The Energy Information Administration at the U.S. Department of Energy announced last week that petroleum and natural gas production in the U.S. set a record in 2018. This week EIA released energy consumption figures revealing it set a record last year, too.
“Energy consumption in the United States reached a record high of more than 101 quadrillion British thermal units (quads) in 2018, barely surpassing the previous high recorded in 2007 by less than 0.3 percent,” EIA stated.
Energy consumption data is divided into two sectors: transportation and electricity, with petroleum products yielding the largest source followed by natural gas.
Fossil fuels (coal in addition to oil and gas) generated 80 percent of energy consumed in 2018 in the U.S. Renewables (hydroelectric, wind, solar, wood and biomass) generated 12 percent, and nuclear provided 8 percent, according to EIA.
Petroleum products – such as motor gasoline, distillate fuel oil and hydrocarbon gas liquids – are primarily used for transportation.
Energy generation for electricity generation for use by residential, industrial and commercial customers is more diverse and competitive among sources. In 2007, when the previous consumption record was set, coal had a 49 percent market share, followed by natural gas with 22 percent, nuclear at 19 percent and renewables with 9 percent. Last year natural gas led with 35 percent, coal at 27 percent, nuclear at 19 percent and renewables with 17 percent (7 percent hydro, 7 percent wind, 2 percent solar and remaining 3 percent made up of wood, waste and geothermal).
It is important to note that a key factor in energy production and consumption is price. When prices are high, incentives to increase exploration and production, especially in the petroleum and natural gas sectors. On the other hand, when prices are high consumers tend to be more frugal and conscious of usage, which can reduce demand and influence lower prices.

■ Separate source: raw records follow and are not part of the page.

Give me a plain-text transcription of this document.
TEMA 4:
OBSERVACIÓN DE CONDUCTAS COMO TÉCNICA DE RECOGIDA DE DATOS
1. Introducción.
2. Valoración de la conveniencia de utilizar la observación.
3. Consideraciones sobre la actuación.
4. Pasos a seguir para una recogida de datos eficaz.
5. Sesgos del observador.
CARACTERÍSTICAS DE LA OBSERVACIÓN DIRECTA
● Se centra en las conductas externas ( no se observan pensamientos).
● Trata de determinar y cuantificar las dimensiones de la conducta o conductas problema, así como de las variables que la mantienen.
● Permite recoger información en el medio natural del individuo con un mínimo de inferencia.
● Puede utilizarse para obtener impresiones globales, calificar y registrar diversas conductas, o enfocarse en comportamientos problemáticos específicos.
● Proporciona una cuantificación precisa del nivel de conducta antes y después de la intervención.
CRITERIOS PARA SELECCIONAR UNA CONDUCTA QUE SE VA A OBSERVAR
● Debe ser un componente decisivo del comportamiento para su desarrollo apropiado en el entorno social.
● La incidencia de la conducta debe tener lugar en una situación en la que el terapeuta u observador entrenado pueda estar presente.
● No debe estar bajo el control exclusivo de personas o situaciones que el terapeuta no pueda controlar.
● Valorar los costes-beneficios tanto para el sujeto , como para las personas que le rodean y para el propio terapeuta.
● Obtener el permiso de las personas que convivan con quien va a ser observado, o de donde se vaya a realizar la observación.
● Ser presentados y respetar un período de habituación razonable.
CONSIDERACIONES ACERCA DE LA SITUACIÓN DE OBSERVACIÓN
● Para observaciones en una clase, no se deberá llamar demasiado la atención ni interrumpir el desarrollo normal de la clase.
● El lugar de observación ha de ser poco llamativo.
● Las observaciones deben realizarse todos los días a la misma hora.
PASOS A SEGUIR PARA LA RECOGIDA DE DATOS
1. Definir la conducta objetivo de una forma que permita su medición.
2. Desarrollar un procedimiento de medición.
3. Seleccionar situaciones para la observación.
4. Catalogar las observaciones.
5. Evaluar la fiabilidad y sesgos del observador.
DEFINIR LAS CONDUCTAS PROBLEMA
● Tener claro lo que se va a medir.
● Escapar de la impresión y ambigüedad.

International economic factors come into play as large energy providers and consumers try to assess current and future supply and demand criteria. The International Energy Agency, the EIA, and the Organization of Petroleum Exporting Countries (OPEC) forecasts 2019 global demand growth for crude oil to 1.0 to 1.1 million barrels per day.
A majority of the new production will come from shale oil producers in Texas. However, market observers will be watching the performance of exploration-and-production companies as oil prices have weakened and there are signs of tightening capital budgets that could impact future production.
Rystad Energy analyzed the results of around 50 U.S. onshore operators and found that most reported unchanged or reduced capital spending expectations. The biggest capital expenditure reductions came from companies operating in the Permian Basin of West Texas and Eastern New Mexico.
EIA figures also revealed that at the end of 2018 the U.S. became a net exporter of energy for the first time since the agency started keeping records in 1950. In 2007, U.S. net imports were 29 quads of energy. Increased oil and natural gas production have enabled increased exports of oil and LNG making the U.S. a net exporter for the first time in November 2018 followed by March and April 2019.
The EIA report is good news for business, consumers and the nation as rising production of domestic energy has created a more secure supply of energy for the future.
Alex Mills is the former President of the Texas Alliance of Energy Producers.